Leissring and his team created Ii1 (IDE inhibitor 1), a compound that binds itself to IDE’s unique chemical structure. The enzyme resembles a Pac-Man whose “mouth” gobbles up insulin. Ii1 essentially acts as a latch that keeps IDE’s “mouth” shut.
“We’ve solved a 60-year-old mystery,” Leissring said. Scientists in 1955 “never finished the job. I’m fulfilling their work.”
For some reason, the liver destroys about 50 percent of the insulin produced by the pancreas. Ii1 will allow more of that insulin to reach the bloodstream, he said.
To Leissring’s pleasant surprise, the inhibitor also produced a “insulin-sparing effect.” Insulin used by “destination cells ” to convert glucose into fat appear to stick around longer. In other words, Ii1 allows insulin to work better and last longer, he said.

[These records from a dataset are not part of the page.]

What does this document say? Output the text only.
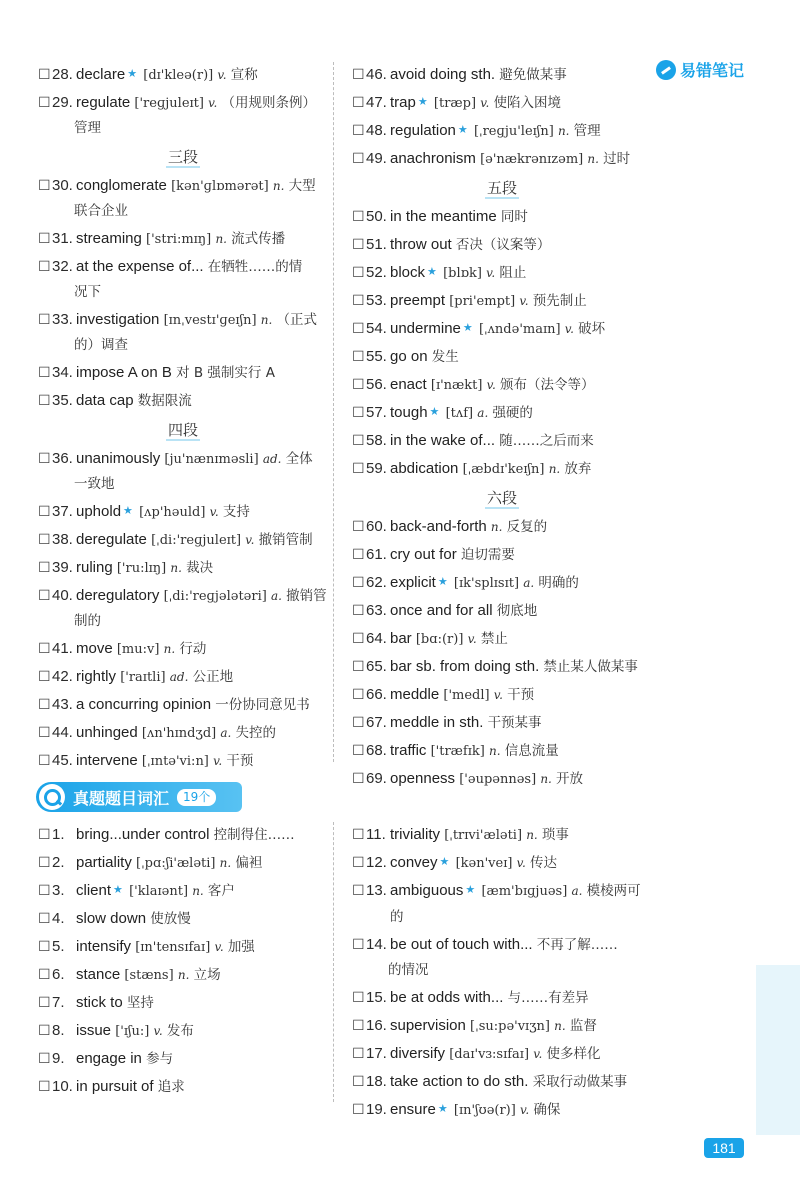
易错笔记
☐ 28. declare ★ [dɪ'kleə(r)] v. 宣称
☐ 29. regulate ['reɡjuleɪt] v. （用规则条例）
管理
三段
☐ 30. conglomerate [kən'ɡlɒmərət] n. 大型
联合企业
☐ 31. streaming ['stri:mɪŋ] n. 流式传播
☐ 32. at the expense of... 在牺牲……的情
况下
☐ 33. investigation [ɪnˌvestɪ'ɡeɪʃn] n. （正式
的）调查
☐ 34. impose A on B 对 B 强制实行 A
☐ 35. data cap 数据限流
四段
☐ 36. unanimously [ju'nænɪməsli] ad. 全体
一致地
☐ 37. uphold ★ [ʌp'həuld] v. 支持
☐ 38. deregulate [ˌdi:'reɡjuleɪt] v. 撤销管制
☐ 39. ruling ['ru:lɪŋ] n. 裁决
☐ 40. deregulatory [ˌdi:'reɡjələtəri] a. 撤销管
制的
☐ 41. move [mu:v] n. 行动
☐ 42. rightly ['raɪtli] ad. 公正地
☐ 43. a concurring opinion 一份协同意见书
☐ 44. unhinged [ʌn'hɪndʒd] a. 失控的
☐ 45. intervene [ˌɪntə'vi:n] v. 干预
☐ 46. avoid doing sth. 避免做某事
☐ 47. trap ★ [træp] v. 使陷入困境
☐ 48. regulation ★ [ˌreɡju'leɪʃn] n. 管理
☐ 49. anachronism [ə'nækrənɪzəm] n. 过时
五段
☐ 50. in the meantime 同时
☐ 51. throw out 否决（议案等）
☐ 52. block ★ [blɒk] v. 阻止
☐ 53. preempt [pri'empt] v. 预先制止
☐ 54. undermine ★ [ˌʌndə'maɪn] v. 破坏
☐ 55. go on 发生
☐ 56. enact [ɪ'nækt] v. 颁布（法令等）
☐ 57. tough ★ [tʌf] a. 强硬的
☐ 58. in the wake of... 随……之后而来
☐ 59. abdication [ˌæbdɪ'keɪʃn] n. 放弃
六段
☐ 60. back-and-forth n. 反复的
☐ 61. cry out for 迫切需要
☐ 62. explicit ★ [ɪk'splɪsɪt] a. 明确的
☐ 63. once and for all 彻底地
☐ 64. bar [bɑ:(r)] v. 禁止
☐ 65. bar sb. from doing sth. 禁止某人做某事
☐ 66. meddle ['medl] v. 干预
☐ 67. meddle in sth. 干预某事
☐ 68. traffic ['træfɪk] n. 信息流量
☐ 69. openness ['əupənnəs] n. 开放
真题题目词汇	19个
☐ 1. bring...under control 控制得住……
☐ 2. partiality [ˌpɑ:ʃi'æləti] n. 偏袒
☐ 3. client ★ ['klaɪənt] n. 客户
☐ 4. slow down 使放慢
☐ 5. intensify [ɪn'tensɪfaɪ] v. 加强
☐ 6. stance [stæns] n. 立场
☐ 7. stick to 坚持
☐ 8. issue ['ɪʃu:] v. 发布
☐ 9. engage in 参与
☐ 10. in pursuit of 追求
☐ 11. triviality [ˌtrɪvi'æləti] n. 琐事
☐ 12. convey ★ [kən'veɪ] v. 传达
☐ 13. ambiguous ★ [æm'bɪɡjuəs] a. 模棱两可的
☐ 14. be out of touch with... 不再了解……
的情况
☐ 15. be at odds with... 与……有差异
☐ 16. supervision [ˌsu:pə'vɪʒn] n. 监督
☐ 17. diversify [daɪ'vɜ:sɪfaɪ] v. 使多样化
☐ 18. take action to do sth. 采取行动做某事
☐ 19. ensure ★ [ɪn'ʃʊə(r)] v. 确保
181
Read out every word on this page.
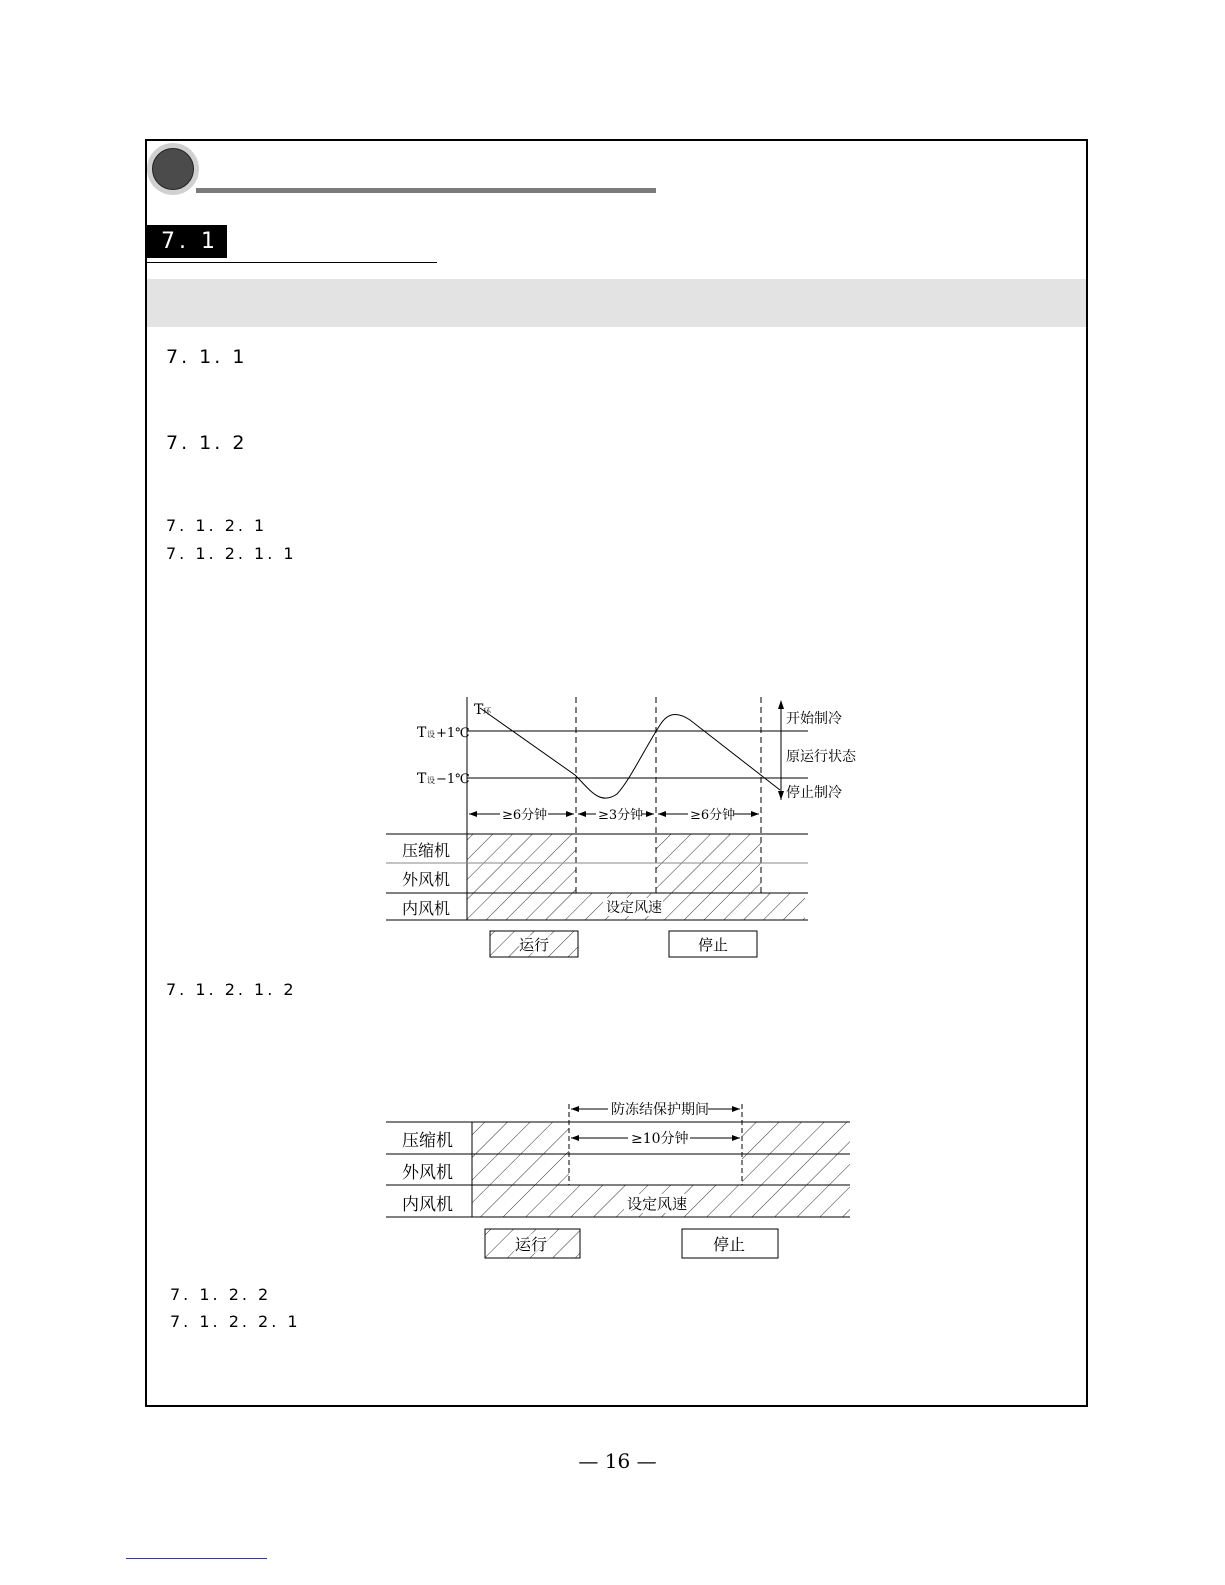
7. 1
7. 1. 1
7. 1. 2
7. 1. 2. 1
7. 1. 2. 1. 1
7. 1. 2. 1. 2
7. 1. 2. 2
7. 1. 2. 2. 1
T 环
T 设 +1℃
T 设 −1℃
开始制冷
原运行状态
停止制冷
≥6分钟	≥3分钟	≥6分钟
压缩机
外风机
内风机	设定风速
运行	停止
防冻结保护期间
≥10分钟
压缩机
外风机
内风机	设定风速
运行	停止
— 16 —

Leissring says he’s not sure why researchers never completed the work begun in the 1950s. He suspects finding a compound that could bind to IDE’s unique chemical structure proved too difficult. In addition, IDE could prove useful in treating Alzheimer’s disease so developing an inhibitor that stops the enzyme never gained much attention, he said.
Since Ii1 is about 1 million times more powerful than other protease inhibitors, Leissring says he still needs to develop stable compounds the body can tolerate.
However, the combination of protease inhibitors and drugs that instruct the pancreas to produce more insulin could be a powerful one-two punch in treating diabetes, Leissring said.